On May 7, 21 young women travelled across West Bengal to gather in a gated garden along a busy Kolkata road. Some traversed more than two hours by train with a baby in tow; others wove through morning traffic on crowded buses.

What brought them together was their shared experience of overcoming sex trafficking through rescue and restoration, but the purpose wasn’t to dwell on the past: These women are no longer simply defined by what they’ve endured, but instead by who they’ve become.

Mala,* rescued from a brothel where she was mercilessly beaten and raped, is now a confident beautician employed at a professional salon. Kashi,* sold as a child into domestic servitude and then prostitution, is studying, learning to play the violin, and training in a beauty parlor. Lara,* trafficked multiple times by her ex-husband, practices English and tailors her own clothes.

“I stitched my kurta,” she announced with pride before the group, showing off the embroidered green and purple top. She added, “I’m so happy to meet you all. We are all busy, but when we come together to just enjoy and talk, that’s really nice.”

Finding Fun and a New Family

IJM social workers walk with survivors of trafficking from their first few moments in freedom to their full restoration years later. The team commits to supporting each girl until she has overcome her trauma and can support herself.

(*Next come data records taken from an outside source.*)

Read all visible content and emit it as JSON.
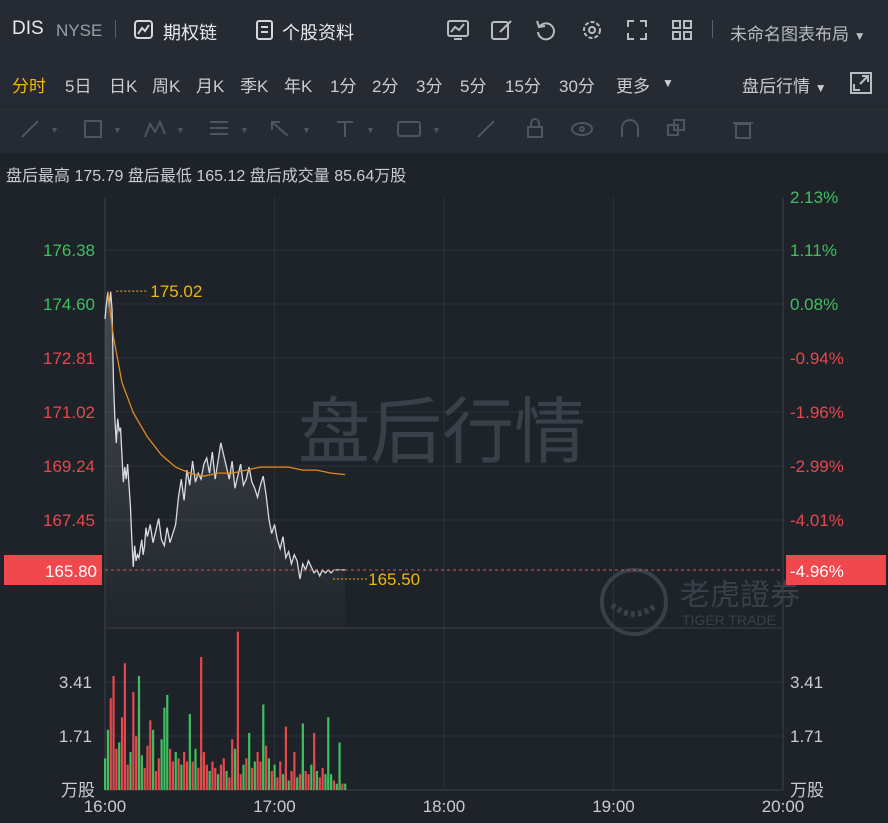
{
  "header": {
    "symbol": "DIS",
    "exchange": "NYSE",
    "options_chain_label": "期权链",
    "profile_label": "个股资料",
    "layout_label": "未命名图表布局"
  },
  "periods": {
    "items": [
      "分时",
      "5日",
      "日K",
      "周K",
      "月K",
      "季K",
      "年K",
      "1分",
      "2分",
      "3分",
      "5分",
      "15分",
      "30分",
      "更多"
    ],
    "active": "分时",
    "mode_label": "盘后行情"
  },
  "info": {
    "high_label": "盘后最高",
    "high_value": "175.79",
    "low_label": "盘后最低",
    "low_value": "165.12",
    "volume_label": "盘后成交量",
    "volume_value": "85.64万股"
  },
  "watermark": "盘后行情",
  "logo": {
    "cn": "老虎證券",
    "en": "TIGER TRADE"
  },
  "colors": {
    "up": "#e5484d",
    "down": "#3fbf5f",
    "price_line": "#d9dbe0",
    "avg_line": "#e08a1e",
    "accent": "#f2b705",
    "current_bg": "#f0484d"
  },
  "chart_data": {
    "type": "line",
    "price_axis_labels": [
      "176.38",
      "174.60",
      "172.81",
      "171.02",
      "169.24",
      "167.45"
    ],
    "percent_axis_labels": [
      "2.13%",
      "1.11%",
      "0.08%",
      "-0.94%",
      "-1.96%",
      "-2.99%",
      "-4.01%"
    ],
    "current_price": "165.80",
    "current_pct": "-4.96%",
    "high_marker": "175.02",
    "low_marker": "165.50",
    "time_labels": [
      "16:00",
      "17:00",
      "18:00",
      "19:00",
      "20:00"
    ],
    "volume_axis_labels": [
      "3.41",
      "1.71"
    ],
    "volume_unit": "万股",
    "ylim": [
      165.12,
      177.4
    ],
    "price_series": {
      "x_min": [
        0,
        0.5,
        1,
        1.5,
        2,
        2.5,
        3,
        3.5,
        4,
        4.5,
        5,
        5.5,
        6,
        6.5,
        7,
        7.5,
        8,
        8.5,
        9,
        9.5,
        10,
        10.5,
        11,
        11.5,
        12,
        12.5,
        13,
        13.5,
        14,
        14.5,
        15,
        16,
        17,
        18,
        19,
        20,
        21,
        22,
        23,
        24,
        25,
        26,
        27,
        28,
        29,
        30,
        31,
        32,
        33,
        34,
        35,
        36,
        37,
        38,
        39,
        40,
        41,
        42,
        43,
        44,
        45,
        46,
        47,
        48,
        49,
        50,
        51,
        52,
        53,
        54,
        55,
        56,
        57,
        58,
        59,
        60,
        61,
        62,
        63,
        64,
        65,
        66,
        67,
        68,
        69,
        70,
        71,
        72,
        73,
        74,
        75,
        76,
        77,
        78,
        79,
        80,
        81,
        82,
        83,
        84,
        85
      ],
      "values": [
        174.1,
        174.6,
        175.0,
        174.5,
        175.0,
        174.4,
        172.0,
        170.8,
        170.0,
        170.8,
        170.4,
        170.5,
        169.6,
        168.7,
        169.2,
        168.8,
        169.3,
        168.6,
        167.9,
        166.8,
        165.9,
        166.6,
        166.1,
        166.3,
        166.2,
        166.5,
        166.8,
        166.3,
        166.6,
        167.2,
        166.9,
        167.3,
        166.7,
        167.1,
        167.5,
        166.8,
        166.6,
        167.2,
        166.7,
        167.0,
        167.3,
        168.2,
        168.8,
        168.1,
        169.1,
        168.6,
        169.4,
        168.7,
        169.0,
        168.8,
        169.3,
        169.5,
        169.0,
        169.7,
        168.8,
        169.4,
        170.0,
        169.6,
        169.2,
        168.8,
        169.4,
        168.5,
        168.9,
        169.3,
        168.6,
        168.8,
        169.2,
        168.7,
        168.5,
        168.2,
        168.6,
        168.9,
        168.3,
        167.5,
        167.0,
        167.3,
        166.8,
        166.5,
        166.9,
        166.2,
        166.4,
        166.0,
        166.3,
        166.1,
        165.5,
        166.0,
        165.8,
        166.1,
        165.9,
        165.7,
        165.8,
        165.6,
        165.8,
        165.7,
        165.8,
        165.7,
        165.8,
        165.8,
        165.8,
        165.8,
        165.8,
        165.8
      ],
      "x_max_points": 101
    },
    "avg_series": {
      "x_min": [
        1,
        3,
        6,
        10,
        15,
        20,
        25,
        30,
        35,
        40,
        45,
        50,
        55,
        60,
        65,
        70,
        75,
        80,
        85
      ],
      "values": [
        175.0,
        173.5,
        172.0,
        171.0,
        170.2,
        169.6,
        169.2,
        169.0,
        168.9,
        169.0,
        169.0,
        169.1,
        169.2,
        169.2,
        169.2,
        169.1,
        169.1,
        169.0,
        168.95
      ]
    },
    "x_range_min": [
      0,
      240
    ],
    "volume": {
      "max": 5.12,
      "bars": [
        [
          0,
          1.0,
          "down"
        ],
        [
          1,
          1.9,
          "down"
        ],
        [
          2,
          2.9,
          "up"
        ],
        [
          3,
          3.6,
          "up"
        ],
        [
          4,
          1.3,
          "up"
        ],
        [
          5,
          1.5,
          "down"
        ],
        [
          6,
          2.3,
          "up"
        ],
        [
          7,
          4.0,
          "up"
        ],
        [
          8,
          0.8,
          "up"
        ],
        [
          9,
          1.2,
          "down"
        ],
        [
          10,
          3.1,
          "up"
        ],
        [
          11,
          1.7,
          "up"
        ],
        [
          12,
          2.6,
          "up"
        ],
        [
          13,
          1.1,
          "down"
        ],
        [
          14,
          0.7,
          "up"
        ],
        [
          15,
          1.4,
          "up"
        ],
        [
          16,
          2.2,
          "up"
        ],
        [
          17,
          1.9,
          "down"
        ],
        [
          18,
          0.6,
          "up"
        ],
        [
          19,
          1.0,
          "up"
        ],
        [
          20,
          1.6,
          "down"
        ],
        [
          21,
          2.6,
          "down"
        ],
        [
          22,
          3.0,
          "down"
        ],
        [
          23,
          1.3,
          "up"
        ],
        [
          24,
          0.9,
          "up"
        ],
        [
          25,
          1.2,
          "down"
        ],
        [
          26,
          1.0,
          "up"
        ],
        [
          27,
          0.8,
          "down"
        ],
        [
          28,
          1.2,
          "up"
        ],
        [
          29,
          0.9,
          "up"
        ],
        [
          30,
          2.4,
          "down"
        ],
        [
          31,
          0.9,
          "up"
        ],
        [
          32,
          1.3,
          "down"
        ],
        [
          33,
          0.7,
          "up"
        ],
        [
          34,
          1.1,
          "down"
        ],
        [
          35,
          1.2,
          "up"
        ],
        [
          36,
          0.8,
          "up"
        ],
        [
          37,
          0.6,
          "down"
        ],
        [
          38,
          0.9,
          "up"
        ],
        [
          39,
          0.7,
          "up"
        ],
        [
          40,
          0.5,
          "down"
        ],
        [
          41,
          0.8,
          "up"
        ],
        [
          42,
          1.0,
          "up"
        ],
        [
          43,
          0.6,
          "down"
        ],
        [
          44,
          0.4,
          "up"
        ],
        [
          45,
          1.6,
          "up"
        ],
        [
          46,
          1.3,
          "down"
        ],
        [
          47,
          1.1,
          "up"
        ],
        [
          48,
          0.5,
          "up"
        ],
        [
          49,
          0.8,
          "down"
        ],
        [
          50,
          1.0,
          "up"
        ],
        [
          51,
          1.8,
          "down"
        ],
        [
          52,
          0.7,
          "up"
        ],
        [
          53,
          0.9,
          "down"
        ],
        [
          54,
          1.2,
          "up"
        ],
        [
          55,
          0.9,
          "up"
        ],
        [
          56,
          1.6,
          "down"
        ],
        [
          57,
          1.4,
          "up"
        ],
        [
          58,
          1.0,
          "down"
        ],
        [
          59,
          0.6,
          "up"
        ],
        [
          60,
          0.8,
          "down"
        ],
        [
          61,
          0.4,
          "up"
        ],
        [
          62,
          0.9,
          "up"
        ],
        [
          63,
          0.5,
          "down"
        ],
        [
          64,
          0.7,
          "up"
        ],
        [
          65,
          0.3,
          "down"
        ],
        [
          66,
          0.6,
          "up"
        ],
        [
          67,
          1.2,
          "up"
        ],
        [
          68,
          0.4,
          "down"
        ],
        [
          69,
          0.5,
          "up"
        ],
        [
          70,
          0.9,
          "down"
        ],
        [
          71,
          0.6,
          "up"
        ],
        [
          72,
          0.5,
          "up"
        ],
        [
          73,
          0.8,
          "down"
        ],
        [
          74,
          1.0,
          "up"
        ],
        [
          75,
          0.6,
          "down"
        ],
        [
          76,
          0.4,
          "up"
        ],
        [
          77,
          0.7,
          "up"
        ],
        [
          78,
          0.5,
          "down"
        ],
        [
          79,
          0.4,
          "up"
        ],
        [
          80,
          0.5,
          "down"
        ],
        [
          81,
          0.3,
          "up"
        ],
        [
          82,
          0.2,
          "down"
        ],
        [
          83,
          0.3,
          "up"
        ],
        [
          84,
          0.2,
          "up"
        ],
        [
          85,
          0.2,
          "down"
        ],
        [
          34,
          4.2,
          "up"
        ],
        [
          12,
          3.6,
          "down"
        ],
        [
          47,
          5.0,
          "up"
        ],
        [
          56,
          2.7,
          "down"
        ],
        [
          64,
          2.0,
          "up"
        ],
        [
          70,
          2.1,
          "down"
        ],
        [
          74,
          1.8,
          "up"
        ],
        [
          79,
          2.3,
          "down"
        ],
        [
          83,
          1.5,
          "down"
        ]
      ]
    }
  }
}
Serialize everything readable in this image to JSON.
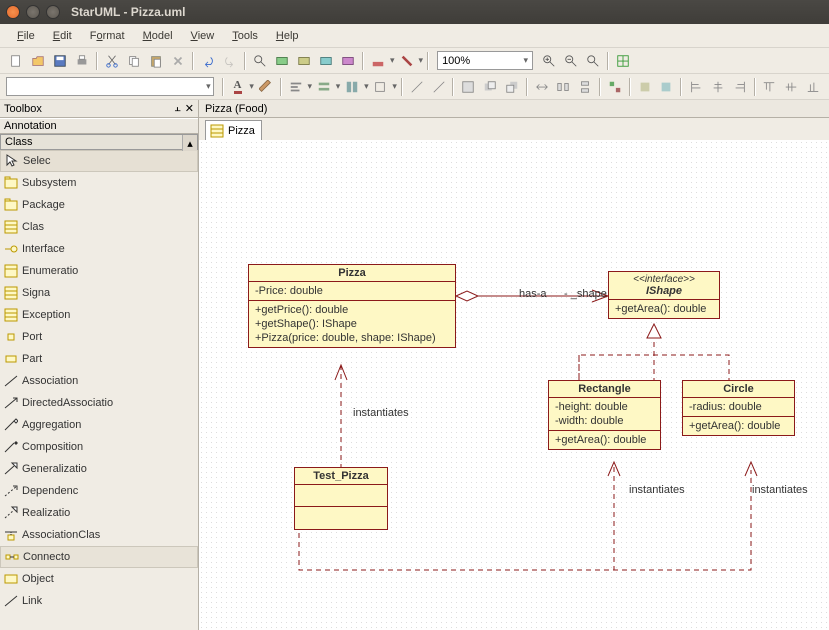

In 2013, the social workers saw a need for a support network among survivors who had transitioned out of aftercare shelter homes.

“The survivors meet each other at the time of rescue when they’re new in the home and then they move on and take charge of their own lives,” said IJM social worker Dona Kottackal. “But it’s important for them to connect again and for survivors from different years to share stories to encourage one another, and to be able to know there’s healing, new life and possibility.”

Dona and her team initiated what would become an annual reunion.

“Girls look forward to the reunion as a day out where they can connect with old friends and make new ones,” she said. This year, two young women were overjoyed to meet for the first time since they were rescued from the same brothel in 2013.

Over the eight-hour reunion, the young women danced, played games, put on a fashion show, painted one another’s nails, and drew mehindi artwork on each other’s hands. Friends passed around photos of celebrations and their growing children on mobile phones.

“They’re a family: they’re not alone and they’ve gone through the same thing,” Kottackal said.

Equipped for the Future

Young women coming out of sex trafficking face innumerable challenges: psychological trauma, lack of education and employment, and social stigmas. To overcome these difficulties, social workers provided resources about government food programs, banking services, female helplines and police stations, and vocational opportunities.

Antara Banerjee, a representative of NGO Rakshak Foundation, introduced a program where survivors could receive training and job placement in driving, tailoring or security services. The participants listened with rapt attention and asked engaged questions—their imaginations sparked by possibilities for the future.

“This event has opened doors for them to go back home and think about what they could do,” said Pasang Bhutia, IJM’s social work manager. “It’s showed them more opportunities and hope. These success stories inspire them to reach for their own dreams.”

*Pseudonyms have been used for the protection of these survivors.